Early Buzz: 'Saving Mr. Banks' Delivers Disney Delights, For Better And Worse
Disney has three big films coming out this holiday season, but only one is about the company itself. That's Saving Mr. Banks, the true story of Walt Disney's courting of author P.L. Travers for the rights to her book, Mary Poppins. Directed by John Lee Hancock (The Blind Side), the film features Tom Hanks as Disney and Emma Thompson as Travers. It opens December 13 in the U.S. but had its world premiere this weekend at the London Film Festival.
So how is it? The first reviews are out and while everyone seems to agree there's plenty of Disney magic, and some people even smell Oscars, a few don't necessarily think it works. Read a bunch of reviews below.
Here are a few quotes from reviews that hit last night.
Somewhere, Uncle Walt is smiling. The Mouse House impresario's protracted courtship of novelist P.L. Travers to secure the film rights to her "Mary Poppins" has all the makings of an irresistible backstage tale, and it's been brought to the screen with a surplus of old-fashioned Disney showmanship in "Saving Mr. Banks." Thick with affection for Hollywood's most literal "dream factory" and wry in its depiction of the studio filmmaking process, director John Lee Hancock's "Sunset Blvd." lite (which opens Dec. 13 after London and AFI festival berths) should earn far more than tuppence from holiday audiences — and from awards voters who can scarcely resist this sort of mash note to the magic of movies (e.g., "Argo," "The Artist").
Some contrarians will balk at the highly sympathetic depiction of Walt Disney himself (played by Tom Hanks), hardly a surprise given that the logo of the company he founded opens the credits. However, audiences will swallow this tasty spoonful of sugar without complaint. A most delightful box-office result should be expected when it opens in the U.S. Dec. 13 (two weeks after Britain), a frame well chosen to maximize the family market and position the film in the awards-season calendar.
Ultimately, "Saving Mr Banks" is witty, well-crafted and well-performed mainstream entertainment which, perhaps unavoidably, cleaves to a well-worn Disney template stating that all problems – however psychologically deep-rooted – can be overcome. And perhaps we shouldn't be overly surprised at occasional lapses into sentimentality from the director behind triumph-over-adversity films like "The Rookie" and "The Blind Side." But it casts fresh new light on a classic Hollywood story, and is anchored by a fine turn from Thompson. Her blend of steeliness and vulnerability really lingers in the memory.

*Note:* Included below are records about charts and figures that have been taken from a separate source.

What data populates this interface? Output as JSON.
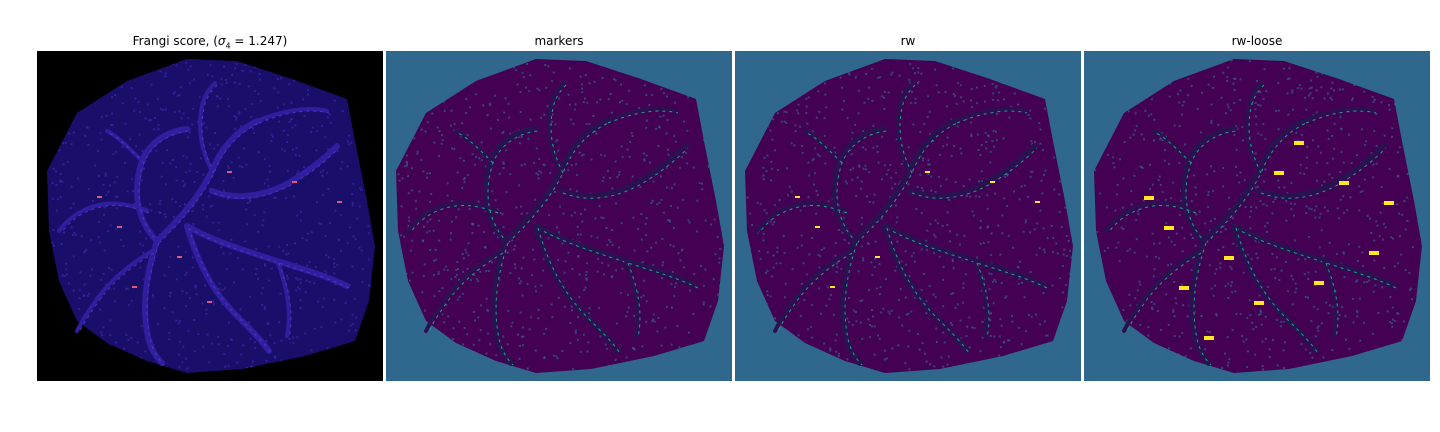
{
  "panels": [
    {
      "title_prefix": "Frangi score, (",
      "title_sigma": "σ",
      "title_sub": "4",
      "title_suffix": " = 1.247)",
      "colormap": "inferno",
      "background": "#000000",
      "tissue": "#1a0e6b",
      "vessel": "#2f1e9e",
      "highlight": "#e0557a"
    },
    {
      "title": "markers",
      "colormap": "viridis",
      "background": "#30678d",
      "tissue": "#440154",
      "vessel": "#3b1f6e",
      "highlight": "#25a38c"
    },
    {
      "title": "rw",
      "colormap": "viridis",
      "background": "#30678d",
      "tissue": "#440154",
      "vessel": "#3b1f6e",
      "highlight": "#fde725"
    },
    {
      "title": "rw-loose",
      "colormap": "viridis",
      "background": "#30678d",
      "tissue": "#440154",
      "vessel": "#3b1f6e",
      "highlight": "#fde725"
    }
  ]
}
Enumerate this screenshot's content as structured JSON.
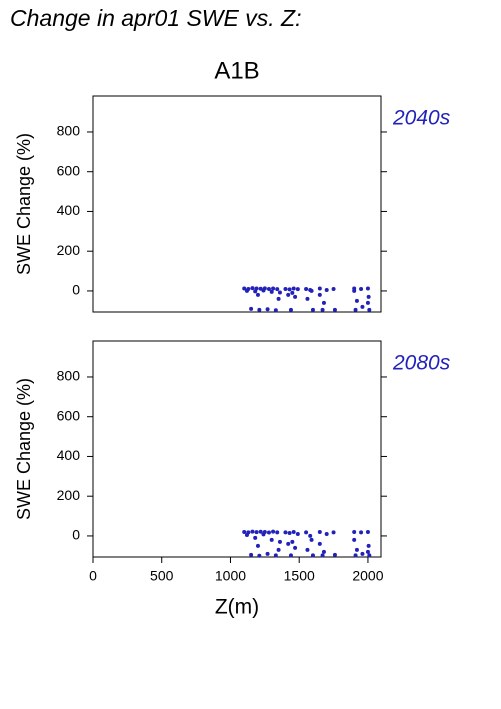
{
  "title": "Change in apr01 SWE vs. Z:",
  "subtitle": "A1B",
  "chart_data": [
    {
      "type": "scatter",
      "annotation": "2040s",
      "ylabel": "SWE Change (%)",
      "color": "#2222bb",
      "xlim": [
        0,
        2095
      ],
      "ylim": [
        -106,
        981
      ],
      "yticks": [
        0,
        200,
        400,
        600,
        800
      ],
      "x": [
        1100,
        1130,
        1160,
        1190,
        1220,
        1250,
        1280,
        1310,
        1340,
        1120,
        1180,
        1240,
        1300,
        1360,
        1150,
        1210,
        1270,
        1330,
        1400,
        1430,
        1460,
        1490,
        1420,
        1470,
        1440,
        1550,
        1580,
        1560,
        1600,
        1590,
        1650,
        1680,
        1670,
        1700,
        1750,
        1760,
        1900,
        1920,
        1910,
        1950,
        1960,
        2000,
        2010,
        2005,
        1200,
        1350,
        1450,
        1650,
        1900,
        2000
      ],
      "values": [
        12,
        10,
        14,
        12,
        11,
        13,
        10,
        12,
        9,
        0,
        -2,
        2,
        -5,
        -8,
        -90,
        -95,
        -92,
        -97,
        10,
        8,
        12,
        9,
        -20,
        -30,
        -95,
        10,
        5,
        -40,
        -95,
        0,
        12,
        -60,
        -95,
        5,
        10,
        -95,
        12,
        -50,
        -95,
        10,
        -80,
        12,
        -95,
        -30,
        -20,
        -40,
        -10,
        -20,
        0,
        -60
      ]
    },
    {
      "type": "scatter",
      "annotation": "2080s",
      "ylabel": "SWE Change (%)",
      "xlabel": "Z(m)",
      "color": "#2222bb",
      "xlim": [
        0,
        2095
      ],
      "ylim": [
        -106,
        981
      ],
      "yticks": [
        0,
        200,
        400,
        600,
        800
      ],
      "xticks": [
        0,
        500,
        1000,
        1500,
        2000
      ],
      "x": [
        1100,
        1130,
        1160,
        1190,
        1220,
        1250,
        1280,
        1310,
        1340,
        1120,
        1180,
        1240,
        1300,
        1360,
        1150,
        1210,
        1270,
        1330,
        1400,
        1430,
        1460,
        1490,
        1420,
        1470,
        1440,
        1550,
        1580,
        1560,
        1600,
        1590,
        1650,
        1680,
        1670,
        1700,
        1750,
        1760,
        1900,
        1920,
        1910,
        1950,
        1960,
        2000,
        2010,
        2005,
        1200,
        1350,
        1450,
        1650,
        1900,
        2000
      ],
      "values": [
        20,
        18,
        22,
        19,
        21,
        20,
        17,
        22,
        18,
        5,
        -10,
        8,
        -20,
        -30,
        -95,
        -100,
        -90,
        -98,
        18,
        15,
        20,
        10,
        -40,
        -60,
        -98,
        18,
        0,
        -70,
        -98,
        -20,
        20,
        -80,
        -98,
        10,
        18,
        -95,
        20,
        -70,
        -98,
        18,
        -90,
        20,
        -98,
        -50,
        -50,
        -70,
        -30,
        -40,
        -20,
        -80
      ]
    }
  ]
}
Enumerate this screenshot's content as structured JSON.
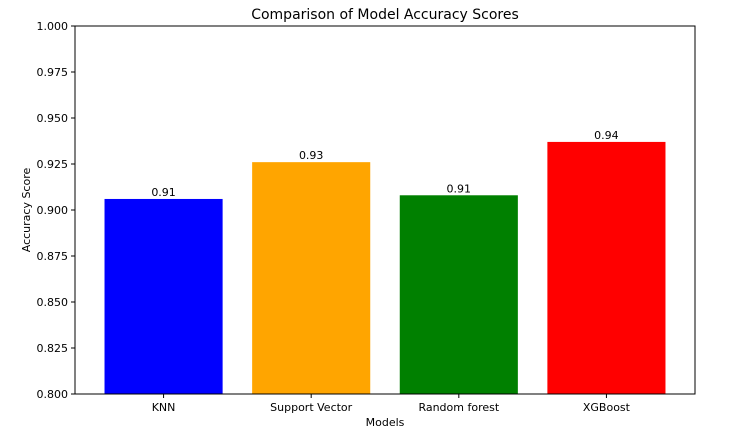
{
  "chart_data": {
    "type": "bar",
    "title": "Comparison of Model Accuracy Scores",
    "xlabel": "Models",
    "ylabel": "Accuracy Score",
    "categories": [
      "KNN",
      "Support Vector",
      "Random forest",
      "XGBoost"
    ],
    "values": [
      0.906,
      0.926,
      0.908,
      0.937
    ],
    "data_labels": [
      "0.91",
      "0.93",
      "0.91",
      "0.94"
    ],
    "colors": [
      "#0000ff",
      "#ffa500",
      "#008000",
      "#ff0000"
    ],
    "ylim": [
      0.8,
      1.0
    ],
    "yticks": [
      0.8,
      0.825,
      0.85,
      0.875,
      0.9,
      0.925,
      0.95,
      0.975,
      1.0
    ],
    "ytick_labels": [
      "0.800",
      "0.825",
      "0.850",
      "0.875",
      "0.900",
      "0.925",
      "0.950",
      "0.975",
      "1.000"
    ],
    "grid": false,
    "legend": "none"
  }
}
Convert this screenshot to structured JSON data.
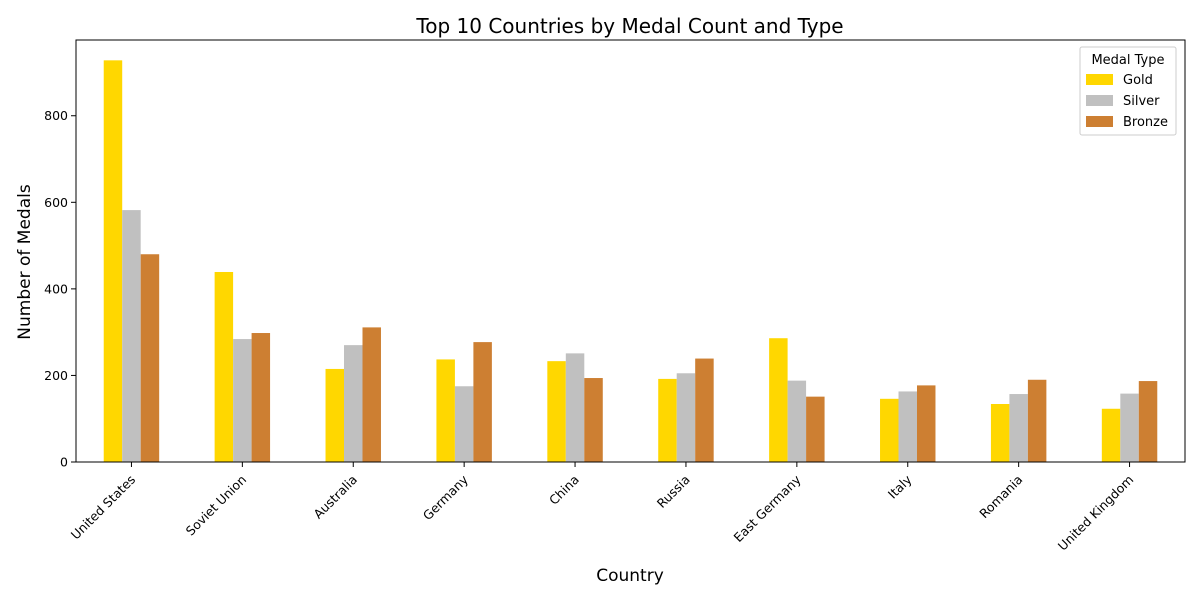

Saving Mr Banks is an indulgent, overlong picture which is always on the verge of becoming a mess. Thankfully, reliable old Tom Hanks snaps his fingers and – spit, spot – everything more or less gets cleared away.
On the whole, the story bowls along agreeably. The references to the Mary Poppins film are handled deftly: the lyric "wind's in the east, mist coming in/Like something is brewing, about to begin" could easily be about Travers's arrival in Hollywood as well as Mary Poppins descending on the Banks family.
The film...is effective enough as a weepie. It boasts a fine performance from Thompson, who starts the movie in eccentric groove like a prickly version of Joyce Grenfell's Miss Gossage, but slowly and subtly reveals her character's vulnerabilities and complexities. However, Saving Mr. Banks also feels sanitized and disingenuous. Although the idea was initially developed by BBC Films, this is the Disney version of how Disney made Mary Poppins.
"Saving Mr. Banks," John Lee Hancock's bright, entertaining and — inevitably — somewhat selective overview of "Poppins'" conflict-laden journey to the screen, is a film that aims for the inverse of that formula: a small dose of acrid personal history is applied to make its sentimental study of creative collaboration yielding personal catharsis that much easier to swallow. That's not necessarily a knock against it. If the tidy emotional geometry of Kelly Marcel's script occasionally feels Disney-esque, that seems only right for a film explicitly about the pervasiveness of Disney's optimistic storytelling principles in popular culture — and more implicitly about the way even those heightened principles can mirror the odd human truth. Sometimes life is sentimental, and some will fight it more than others.
Take the film with a pinch of salt, or indeed a spoonful of sugar, and "Saving Mr. Banks" proves to be a robustly entertaining drama about a bruising Hollywood face-off.
It's funny and, when it comes to it, moving, and nicely captures the creative process in a way that some movies-about-movies struggle with (a scene that contrasts the creation of the song "Fidelity Fiduciary Bank" with a very public breakdown for Farrell is a neat touch). That said, it also feels a little disposable, and some of that might be down to the bland, workmanlike direction from John Lee Hancock. The director has a solid handle on tone, but gives a slightly chocolate box feel to the rest of the film, and perhaps stretches out the Australian flashbacks a little far—they do start to feel repetitive by the end of the two-hour running time.